In this context, the scourge of a global pandemic such as the COVID-19 has posed significant challenges for Cuba, and the country’s efforts to combat it have been significantly limited by the regulations of the U.S. blockade. The genocidal nature of this policy has been reinforced in the midst of the confrontation with the new coronavirus, since the U.S. government has used it, and in particular its extraterritorial component, to deliberately deprive the Cuban people of mechanical ventilators, masks, diagnostic kits, protective glasses, suits, gloves, reagents and other inputs necessary for the management of this disease. The availability of these resources can make the difference between life and death for patients who are carriers of the virus, as well as for the health personnel who care for them.
This has not been enough for the U.S. government, which has also launched a crusade to try to discredit and hinder the international medical cooperation that Cuba offers, spreading slanders and going so far as to require other countries to refrain from requesting it, even in the midst of the health emergency created by COVID-19 in the world.
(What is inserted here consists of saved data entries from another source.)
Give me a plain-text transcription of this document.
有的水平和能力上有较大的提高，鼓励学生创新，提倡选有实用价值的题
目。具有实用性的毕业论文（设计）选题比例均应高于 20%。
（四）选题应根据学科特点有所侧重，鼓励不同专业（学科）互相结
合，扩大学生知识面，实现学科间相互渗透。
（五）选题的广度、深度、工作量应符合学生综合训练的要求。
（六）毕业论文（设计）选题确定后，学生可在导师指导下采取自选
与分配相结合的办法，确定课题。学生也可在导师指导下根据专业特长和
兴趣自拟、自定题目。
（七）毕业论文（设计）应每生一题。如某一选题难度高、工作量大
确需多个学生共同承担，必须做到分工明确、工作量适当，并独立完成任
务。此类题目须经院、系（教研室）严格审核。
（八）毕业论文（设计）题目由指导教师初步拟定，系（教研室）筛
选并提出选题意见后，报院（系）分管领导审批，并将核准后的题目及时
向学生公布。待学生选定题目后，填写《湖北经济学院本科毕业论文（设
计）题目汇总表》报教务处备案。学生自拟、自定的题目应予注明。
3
Despite its actions, the U.S. government has not been able to prevent that until July 1st, 2020, more than 3 thousand Cuban collaborators, organized in 38 medical brigades, contribute to the fight against this pandemic in 28 countries and 3 non-autonomous territories. These efforts have also been joined by the more than 28 thousand Cuban health professionals who were already providing their services in 59 nations before COVID-19.
In addition to the above actions, the terrorist attack perpetrated against the Cuban Embassy in the United States on April 30, 2020, is also a case in point. The complicit silence of the U.S. government and its inability to denounce or make a public statement about this terrorist act is evidence of its commitment to inciting violence and messages of hatred against Cuba and its nationals, a conduct that encourages the execution of acts of this nature. The political passivity of the U.S. government in the face of an assault rifle attack on a diplomatic mission in the country’s capital calls into question the fulfillment of its obligations under the 1961 Vienna Convention on Diplomatic Relations.
On May 12, 2020, the U.S. Department of State notified Congress of its decision to list a group of countries, including Cuba, among those certified under Section 40A (a) of the Arms Export Control Act as “countries not fully cooperating” with U.S. anti-terrorism efforts during 2019. With this action, the U.S. government intends to hide its record of state terrorism against Cuba, which has been a permanent instrument of its aggressive policy towards the island.
In the current situation, in which humanity is facing an economic and social crisis accentuated by the COVID-19 pandemic, whose dimensions nobody is able to predict with certainty, it is more necessary than ever that the international community demands the lifting of the blockade imposed by the government of the United States against Cuba, which constitutes the most complex and prolonged system of unilateral coercive measures ever imposed against any country.